No está claro si Ronald Koeman será entrenador del Barça la próxima temporada, pero el técnico holandés ya puede decir con orgullo que lo ha sido en la 2020-21. Para poder recordarlo dentro de unos años sin mirar inmediatamente después al suelo le faltaba ganar un partido grande, y aunque su equipo llegó a la final de Copa rebotando en el caprichoso pinball de las remontadas, en el encuentro decisivo ante el Athletic los azulgranas no solo vencieron, sino que lo hicieron por la única vía que no se mira con recelo en el Camp Nou: desplegando un fútbol vistoso e intenso, heredero indiscutible del guardiolismo. Si piensan que exagero, reflexionen sobre quién fue el mejor jugador de los bilbaínos y luego miren el marcador final.

Seamos sinceros: el Barça no subió la Copa al autobús al terminar la primera parte porque Messi no tiene cinco años menos. Pero no hizo falta que rejuveneciera, porque en la reanudación un vendaval veinteañero llamado De Jong galvanizó la producción goleadora de sus compañeros, Leo incluido, y la irresistible ascendencia del Barça sobre el balón no solo sirvió para campeonar sino para hacerlo fantásticamente bien.

Cuestión de mojo, pensaron muchos barcelonistas cuando vieron a Griezmann abrir felizmente la lata con ese mismo balón que tan a menudo le rebota en alguna parte extraña del cuerpo y se marcha fuera manso, junto al palo (lo cual, por cierto, le había sucedido unos minutos antes de marcar). Y también divisando la sonrisa que Laporta reflejaba en sus ojos sobre la mascarilla. Qué pocos partidos le ha costado al nuevo president levantar el primer título y qué largo parecía el camino con los pies de hobbit de la anterior directiva hasta la caldera del Monte del Destino.
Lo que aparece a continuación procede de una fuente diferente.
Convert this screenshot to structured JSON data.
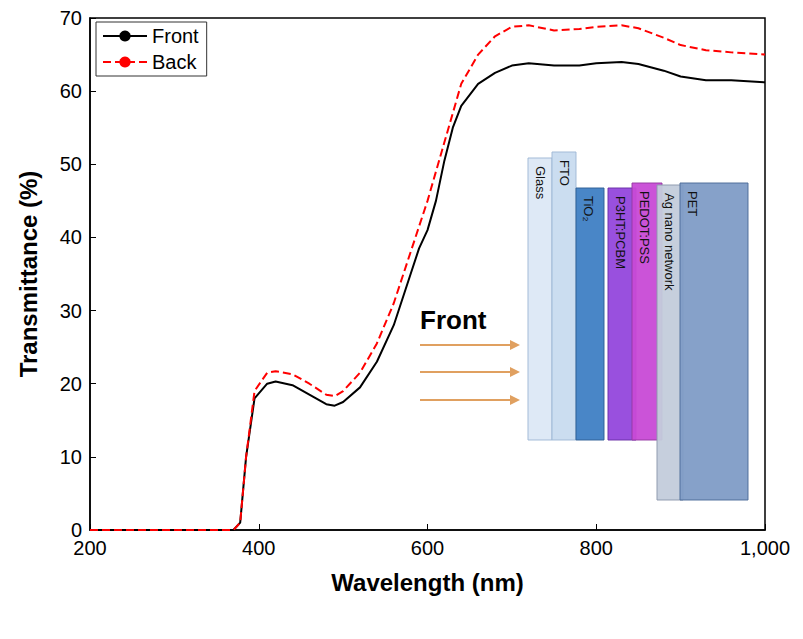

Lo que aceptó dirigir Koeman en septiembre, recién llegado a la Comarca, fue a la primera plantilla de un club en guerra civil, al mejor jugador de la historia del fútbol sintiéndose tan perdedor como si le hubieran fichado de compañero a Higuaín y a un puñado de jugadores divididos en dos grupos principales: aquellos que habían olvidado casi todo lo que hacían bien y aquellos a quienes nadie les había enseñado todavía lo que significa jugar en el Barça. Tras unos meses de probaturas, ha conseguido armar con buena parte de ellos un equipo con identidad y palmarés. Su plan para la final fue tan sumamente práctico que convocó a tres porteros, por si las meigas. Y todo le salió bien. Cuando sonaba el runrún de que el bueno de Tintín se marcharía cabizbajo tocando el violín, se ha girado para dar un trompetazo.

Su futuro más allá del verano dependerá de muchas cosas: un poco de que a los nuevos encargados de la tesorería del club les salgan unas cuentas dignas de la NASA, otro poco del Getafe, otro más de lo que ocurra el 8 de mayo contra el Atlético... Pero eso sí: al barcelonismo el pitido de felicidad en los oídos ya no se lo quita nadie.